Tu m’as demandé de te laisser une note, une note comme on en laisse sur la table de la cuisine, une note comme on rappelle un détail important, une note pour préciser la nature d’une pensée, une note de bas de page, une note de musique peut-être? Je commencerais la mélodie par un -si-, un long -si- strident, légèrement distorsionné, bien grave et frappant la cage sonore avec beaucoup d’écho. Je tiendrais la note et la reprendrais en boucle, à répétition, jusqu’à la douce perte de moi dans le son, jusqu’à cette transe bienveillante, jusqu’à saturation de la pensée dans un concentré de -si-. Et -si- jamais, et -si- non, et -si- tôt, et -si- ce n’est que, et -si- seulement, et -si- tu savais. Et si c’était vrai? Toutes les possibilités du doute fusent en une seule note, une seule, la seule que je sache jouer convenablement, le -si-lence.

Tu m’as demandé de te laisser un message, alors je me questionne sur le genre: un message cryptique et codé, un message mis dans une bouteille et jeté à l’eau pour disparaître et être lu trop tard et par la mauvaise personne, un message comme on en laisse sur le répondeur, un message télégraphique ou un message pour se rappeler, se rappeler à l’existence, se rappeler un -nous-. Je me rappelle le vin, le pain, la communion, l’adultère, la folie, l’absence. Je me rappelle nos mots qui résonnent, qui se répondent, dans l’empressement du retour, je me rappelle ta main, ma main, nos mains, réunies. Je me rappelle chacun de mes doigts dans ta bouche, un à un; je me rappelle l’insoutenable tension, nos corps sur le plancher de la cuisine, nos corps sous les draps. Je me rappelle tes yeux, parfois si doux, et ces mots que je tente d’oublier, car ils me font mal, me serrent le cœur, ces mots qui blessent qu’ils soient vrais ou faux, car ils ne changent rien. Tout est immuable, intact, immaculé. Rien ne bouge. Il n’y a qu’une fuite, qu’une lente décomposition de nous devant laquelle je reste impuissante. Qu’une fuite de toi vers l’extérieur, comme si le désastre t’avait rattrapé, happé dans l’après-coup et enlevé à moi.

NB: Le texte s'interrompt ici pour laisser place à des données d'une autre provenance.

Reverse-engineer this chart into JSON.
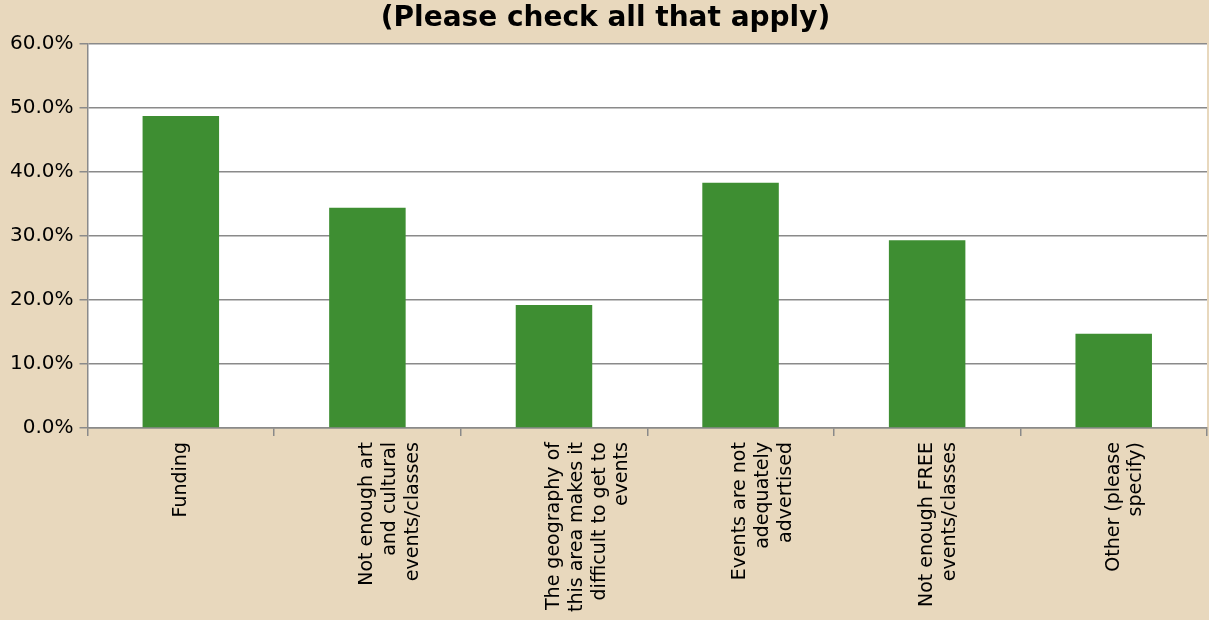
{
  "chart_data": {
    "type": "bar",
    "title": "(Please check all that apply)",
    "categories": [
      "Funding",
      "Not enough art and cultural events/classes",
      "The geography of this area makes it difficult to get to events",
      "Events are not adequately advertised",
      "Not enough FREE events/classes",
      "Other (please specify)"
    ],
    "values": [
      48.7,
      34.4,
      19.2,
      38.3,
      29.3,
      14.7
    ],
    "color": "#3e8e32",
    "ylim": [
      0,
      60
    ],
    "yticks": [
      {
        "value": 0,
        "label": "0.0%"
      },
      {
        "value": 10,
        "label": "10.0%"
      },
      {
        "value": 20,
        "label": "20.0%"
      },
      {
        "value": 30,
        "label": "30.0%"
      },
      {
        "value": 40,
        "label": "40.0%"
      },
      {
        "value": 50,
        "label": "50.0%"
      },
      {
        "value": 60,
        "label": "60.0%"
      }
    ],
    "grid": "y",
    "legend": false
  }
}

L’unique message que je voudrais te laisser est celui de m’épargner. J’ai déjà trop souffert.

Épargne moi comme on ment parfois pour éviter de faire souffrir, épargne moi comme on tue sur le champ plutôt que de laisser mourir à petit feu.

Tu m’as demandé de te laisser un mot, une note, un message, mais je sais que je resterai seule avec mes écrits, et que je ferais mieux d'écrire à la troisième personne.

L'attente d'oubli est lasse et infinie.

Tout m’échappe à présent.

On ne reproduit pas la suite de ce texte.